Auto-accept behavior for binary classification results in accept when all annotators agree on reject

It appears that using --auto-accept with the prodigy review recipe for data that was a binary text classification unexpectedly sets the reviewed dataset answer field to accept when all sessions agree that the label should be rejected.

To reproduce

  1. Created a simple binary single label classification task and used prodigy textcat.manual on a single label.
  2. Annotate with multiple user sessions ensuring that some of the user sessions accept or reject classifications disagree. Ensure that at least one item all user sessions reject.
  3. Use prodigy review with --auto-accept flag and resolve the conflicts.
  4. Perform prodigy db-out on the reviewed dataset.

The result will be that all annotations where the reviewers agreed it the annotation should be reject will be marked as accept in the resulting .jsonl file.

I see why this may be happening given that accept and reject have a slightly different meaning for binary classification tasks. I can also appreciate that I could easily work around this by creating my own filter_review_stream function as indicated in this post.

But since this was added as a feature and had some unexpected behavior for my task, I figured I should point this out. Perhaps a quick documentation update could help.

Again, thanks for Prodigy and spaCy in general!

1 Like

Thanks for the report – this is a really good point and a use case we hadn't considered for this specific feature :+1: We'll definitely fix this for the next release!

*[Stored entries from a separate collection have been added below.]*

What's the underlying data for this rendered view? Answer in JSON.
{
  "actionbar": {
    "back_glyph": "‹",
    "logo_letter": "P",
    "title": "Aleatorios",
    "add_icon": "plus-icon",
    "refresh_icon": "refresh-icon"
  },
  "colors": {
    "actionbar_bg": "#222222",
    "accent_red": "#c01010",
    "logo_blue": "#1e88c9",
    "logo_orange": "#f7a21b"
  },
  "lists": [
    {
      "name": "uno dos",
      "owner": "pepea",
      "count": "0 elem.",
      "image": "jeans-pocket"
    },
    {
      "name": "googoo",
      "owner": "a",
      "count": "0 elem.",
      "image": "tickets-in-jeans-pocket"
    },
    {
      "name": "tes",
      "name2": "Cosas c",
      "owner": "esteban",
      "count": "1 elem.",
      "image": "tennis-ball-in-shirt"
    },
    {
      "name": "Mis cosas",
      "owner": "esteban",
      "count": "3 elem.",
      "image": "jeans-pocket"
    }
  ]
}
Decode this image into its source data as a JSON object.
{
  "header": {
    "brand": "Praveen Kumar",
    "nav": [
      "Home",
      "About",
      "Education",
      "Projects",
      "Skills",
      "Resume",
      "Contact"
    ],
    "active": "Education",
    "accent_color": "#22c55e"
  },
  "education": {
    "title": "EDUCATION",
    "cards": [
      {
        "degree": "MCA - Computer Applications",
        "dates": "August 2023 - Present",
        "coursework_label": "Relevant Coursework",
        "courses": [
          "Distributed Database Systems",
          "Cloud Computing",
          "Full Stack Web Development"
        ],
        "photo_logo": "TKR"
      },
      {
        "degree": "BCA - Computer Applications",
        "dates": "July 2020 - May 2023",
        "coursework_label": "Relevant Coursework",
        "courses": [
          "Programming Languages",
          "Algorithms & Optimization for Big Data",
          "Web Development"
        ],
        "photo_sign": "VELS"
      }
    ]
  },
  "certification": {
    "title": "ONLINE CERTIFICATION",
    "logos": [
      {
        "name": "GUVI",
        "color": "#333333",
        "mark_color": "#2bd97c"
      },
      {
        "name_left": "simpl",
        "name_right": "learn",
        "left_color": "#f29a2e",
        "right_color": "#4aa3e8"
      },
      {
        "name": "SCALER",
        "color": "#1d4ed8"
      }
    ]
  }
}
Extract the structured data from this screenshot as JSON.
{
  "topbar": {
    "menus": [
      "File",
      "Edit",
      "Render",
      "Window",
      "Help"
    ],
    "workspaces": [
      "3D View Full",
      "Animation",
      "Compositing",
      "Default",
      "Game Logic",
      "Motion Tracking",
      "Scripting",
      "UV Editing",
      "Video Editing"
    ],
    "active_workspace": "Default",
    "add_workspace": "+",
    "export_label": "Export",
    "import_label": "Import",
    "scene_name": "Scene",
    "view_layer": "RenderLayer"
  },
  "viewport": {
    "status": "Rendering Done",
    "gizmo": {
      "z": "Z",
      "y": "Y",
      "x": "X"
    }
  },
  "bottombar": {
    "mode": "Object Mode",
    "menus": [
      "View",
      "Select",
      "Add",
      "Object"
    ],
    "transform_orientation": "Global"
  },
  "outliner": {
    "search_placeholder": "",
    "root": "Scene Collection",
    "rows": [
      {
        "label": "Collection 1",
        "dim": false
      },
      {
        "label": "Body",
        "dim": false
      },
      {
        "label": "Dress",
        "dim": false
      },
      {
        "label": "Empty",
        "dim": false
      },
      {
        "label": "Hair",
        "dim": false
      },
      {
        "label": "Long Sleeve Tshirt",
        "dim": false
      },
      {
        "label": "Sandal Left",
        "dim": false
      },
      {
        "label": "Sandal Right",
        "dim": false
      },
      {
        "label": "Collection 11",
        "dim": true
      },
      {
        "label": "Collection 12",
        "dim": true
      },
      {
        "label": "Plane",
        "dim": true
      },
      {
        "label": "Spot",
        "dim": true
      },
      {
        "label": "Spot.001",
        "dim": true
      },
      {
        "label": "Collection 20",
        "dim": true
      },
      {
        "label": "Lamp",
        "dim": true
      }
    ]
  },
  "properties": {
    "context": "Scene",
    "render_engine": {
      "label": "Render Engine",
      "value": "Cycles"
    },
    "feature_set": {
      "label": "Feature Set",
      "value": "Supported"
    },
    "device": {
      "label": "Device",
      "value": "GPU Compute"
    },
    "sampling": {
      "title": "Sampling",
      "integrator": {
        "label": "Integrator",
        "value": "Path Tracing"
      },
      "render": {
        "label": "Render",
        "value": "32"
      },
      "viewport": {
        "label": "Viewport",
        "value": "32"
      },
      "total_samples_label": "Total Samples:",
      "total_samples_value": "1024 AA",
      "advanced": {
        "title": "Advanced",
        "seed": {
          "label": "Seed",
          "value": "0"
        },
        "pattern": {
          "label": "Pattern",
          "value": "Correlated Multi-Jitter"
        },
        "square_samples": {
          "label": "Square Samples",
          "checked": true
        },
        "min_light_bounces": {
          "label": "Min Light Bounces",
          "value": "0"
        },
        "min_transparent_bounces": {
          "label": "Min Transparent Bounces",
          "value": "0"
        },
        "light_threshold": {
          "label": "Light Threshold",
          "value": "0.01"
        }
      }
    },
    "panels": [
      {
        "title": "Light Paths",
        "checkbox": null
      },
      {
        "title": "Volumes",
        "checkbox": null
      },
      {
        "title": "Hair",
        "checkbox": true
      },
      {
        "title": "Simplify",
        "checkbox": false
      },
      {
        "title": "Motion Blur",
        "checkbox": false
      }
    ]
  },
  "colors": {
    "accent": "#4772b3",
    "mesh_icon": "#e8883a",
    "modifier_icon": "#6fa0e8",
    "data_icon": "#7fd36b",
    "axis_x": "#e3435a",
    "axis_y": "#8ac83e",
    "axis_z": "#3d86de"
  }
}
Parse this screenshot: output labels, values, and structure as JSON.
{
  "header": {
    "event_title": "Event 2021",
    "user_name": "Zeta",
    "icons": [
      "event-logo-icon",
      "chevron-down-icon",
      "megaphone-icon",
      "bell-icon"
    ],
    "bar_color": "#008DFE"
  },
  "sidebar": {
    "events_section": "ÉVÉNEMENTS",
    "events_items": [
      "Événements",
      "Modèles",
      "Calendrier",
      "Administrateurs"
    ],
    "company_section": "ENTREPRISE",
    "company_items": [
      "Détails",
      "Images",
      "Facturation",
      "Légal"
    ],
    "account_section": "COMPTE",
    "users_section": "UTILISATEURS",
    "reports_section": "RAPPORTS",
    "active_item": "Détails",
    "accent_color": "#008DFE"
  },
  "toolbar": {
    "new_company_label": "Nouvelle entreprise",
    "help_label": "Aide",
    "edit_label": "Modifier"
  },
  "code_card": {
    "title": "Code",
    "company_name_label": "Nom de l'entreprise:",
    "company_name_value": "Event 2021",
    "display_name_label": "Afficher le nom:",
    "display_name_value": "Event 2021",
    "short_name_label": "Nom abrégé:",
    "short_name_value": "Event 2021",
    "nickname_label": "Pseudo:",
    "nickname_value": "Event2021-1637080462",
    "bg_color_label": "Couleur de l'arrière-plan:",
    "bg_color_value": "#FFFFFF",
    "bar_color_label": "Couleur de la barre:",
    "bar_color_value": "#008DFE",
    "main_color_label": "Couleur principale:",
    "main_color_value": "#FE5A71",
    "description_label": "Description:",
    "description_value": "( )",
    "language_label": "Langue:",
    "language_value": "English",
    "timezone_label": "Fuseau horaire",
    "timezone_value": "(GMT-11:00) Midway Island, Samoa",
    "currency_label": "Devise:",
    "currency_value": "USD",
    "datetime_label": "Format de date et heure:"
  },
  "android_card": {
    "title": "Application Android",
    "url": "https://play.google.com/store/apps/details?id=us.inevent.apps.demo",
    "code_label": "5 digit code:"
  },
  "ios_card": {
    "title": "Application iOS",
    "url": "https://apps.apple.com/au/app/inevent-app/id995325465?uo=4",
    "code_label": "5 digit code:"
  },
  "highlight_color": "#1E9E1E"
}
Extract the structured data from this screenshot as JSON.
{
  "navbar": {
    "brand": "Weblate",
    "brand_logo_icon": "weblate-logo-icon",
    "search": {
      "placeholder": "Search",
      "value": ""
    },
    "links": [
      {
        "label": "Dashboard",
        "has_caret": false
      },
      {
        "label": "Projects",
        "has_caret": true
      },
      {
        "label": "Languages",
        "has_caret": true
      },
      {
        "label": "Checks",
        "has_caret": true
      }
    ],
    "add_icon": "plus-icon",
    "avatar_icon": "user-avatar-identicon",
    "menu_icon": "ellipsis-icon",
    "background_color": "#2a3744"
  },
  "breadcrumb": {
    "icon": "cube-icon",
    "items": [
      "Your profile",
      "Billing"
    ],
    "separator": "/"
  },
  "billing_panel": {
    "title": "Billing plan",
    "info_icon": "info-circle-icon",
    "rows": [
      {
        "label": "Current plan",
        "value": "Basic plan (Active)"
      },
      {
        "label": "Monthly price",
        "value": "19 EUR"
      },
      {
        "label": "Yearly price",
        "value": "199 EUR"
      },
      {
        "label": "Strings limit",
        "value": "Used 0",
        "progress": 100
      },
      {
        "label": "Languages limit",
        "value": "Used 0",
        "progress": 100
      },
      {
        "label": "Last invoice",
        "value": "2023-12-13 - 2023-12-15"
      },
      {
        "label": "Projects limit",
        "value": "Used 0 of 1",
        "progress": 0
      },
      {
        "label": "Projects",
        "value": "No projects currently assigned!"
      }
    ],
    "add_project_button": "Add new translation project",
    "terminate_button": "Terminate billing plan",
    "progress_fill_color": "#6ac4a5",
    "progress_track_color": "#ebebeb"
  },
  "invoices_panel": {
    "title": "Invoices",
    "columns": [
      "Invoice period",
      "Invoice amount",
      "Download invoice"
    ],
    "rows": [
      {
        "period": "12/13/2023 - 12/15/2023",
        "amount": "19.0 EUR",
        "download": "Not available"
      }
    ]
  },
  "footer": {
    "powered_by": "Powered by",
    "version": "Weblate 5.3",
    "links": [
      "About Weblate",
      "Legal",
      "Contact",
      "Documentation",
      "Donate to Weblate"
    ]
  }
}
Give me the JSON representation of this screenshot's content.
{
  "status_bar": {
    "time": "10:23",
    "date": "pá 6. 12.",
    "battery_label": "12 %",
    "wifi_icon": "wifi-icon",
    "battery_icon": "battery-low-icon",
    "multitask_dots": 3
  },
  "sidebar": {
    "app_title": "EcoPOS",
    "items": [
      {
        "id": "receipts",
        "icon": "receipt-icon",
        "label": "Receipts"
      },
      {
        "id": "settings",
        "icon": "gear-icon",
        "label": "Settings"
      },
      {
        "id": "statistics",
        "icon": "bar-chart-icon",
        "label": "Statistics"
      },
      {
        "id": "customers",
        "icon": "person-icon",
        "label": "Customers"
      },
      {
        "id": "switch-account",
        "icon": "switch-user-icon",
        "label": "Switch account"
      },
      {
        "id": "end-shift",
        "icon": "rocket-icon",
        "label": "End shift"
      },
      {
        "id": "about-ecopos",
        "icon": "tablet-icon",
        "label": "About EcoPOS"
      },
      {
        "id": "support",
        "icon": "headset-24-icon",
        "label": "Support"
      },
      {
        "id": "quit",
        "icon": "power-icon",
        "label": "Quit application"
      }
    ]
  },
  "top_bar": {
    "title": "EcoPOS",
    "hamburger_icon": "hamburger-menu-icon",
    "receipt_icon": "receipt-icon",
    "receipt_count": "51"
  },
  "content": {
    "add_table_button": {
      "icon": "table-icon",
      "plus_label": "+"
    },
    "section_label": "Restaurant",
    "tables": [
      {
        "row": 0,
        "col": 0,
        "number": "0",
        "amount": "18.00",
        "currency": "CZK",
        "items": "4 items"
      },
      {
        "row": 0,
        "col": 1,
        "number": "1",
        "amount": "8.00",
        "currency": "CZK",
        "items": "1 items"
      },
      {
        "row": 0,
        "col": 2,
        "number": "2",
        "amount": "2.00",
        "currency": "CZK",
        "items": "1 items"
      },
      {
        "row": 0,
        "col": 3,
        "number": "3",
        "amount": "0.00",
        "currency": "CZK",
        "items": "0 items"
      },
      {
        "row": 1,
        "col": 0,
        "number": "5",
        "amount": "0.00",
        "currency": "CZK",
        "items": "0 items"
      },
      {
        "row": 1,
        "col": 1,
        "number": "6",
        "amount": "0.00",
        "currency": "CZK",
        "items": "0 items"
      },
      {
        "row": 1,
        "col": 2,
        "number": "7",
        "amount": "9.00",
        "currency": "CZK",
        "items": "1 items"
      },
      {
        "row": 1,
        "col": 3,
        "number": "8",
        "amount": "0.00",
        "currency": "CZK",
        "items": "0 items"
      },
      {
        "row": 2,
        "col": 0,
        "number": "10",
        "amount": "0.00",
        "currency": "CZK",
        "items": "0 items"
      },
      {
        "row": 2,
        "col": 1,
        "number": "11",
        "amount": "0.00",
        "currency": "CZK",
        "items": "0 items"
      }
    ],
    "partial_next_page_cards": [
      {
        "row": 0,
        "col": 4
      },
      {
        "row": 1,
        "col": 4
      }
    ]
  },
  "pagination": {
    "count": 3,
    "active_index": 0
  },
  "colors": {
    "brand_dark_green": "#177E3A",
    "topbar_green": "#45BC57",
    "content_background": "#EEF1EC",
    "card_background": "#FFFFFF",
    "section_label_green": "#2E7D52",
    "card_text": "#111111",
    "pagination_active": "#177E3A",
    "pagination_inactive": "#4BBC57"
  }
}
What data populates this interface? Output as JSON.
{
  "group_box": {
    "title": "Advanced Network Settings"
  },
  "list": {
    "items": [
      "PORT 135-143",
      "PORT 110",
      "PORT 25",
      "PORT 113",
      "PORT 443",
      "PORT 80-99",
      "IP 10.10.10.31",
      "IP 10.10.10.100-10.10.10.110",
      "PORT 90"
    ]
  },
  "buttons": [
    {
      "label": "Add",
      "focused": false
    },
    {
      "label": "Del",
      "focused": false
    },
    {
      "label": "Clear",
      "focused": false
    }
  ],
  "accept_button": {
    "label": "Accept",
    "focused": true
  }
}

In the meantime, you should be able to change this yourself by opening the file recipes/review.py in your Prodigy installation (you can run prodigy stats to find the path) and looking for this line in the filter_auto_accept_stream function:

eg["answer"] = "accept"

Changing it to something like this should work:

eg["answer"] = versions[0]["answer"]

This will take the answer value from the first (and only) version of the merged example, which will be the binary decision for binary annotations, and "accept" for all others.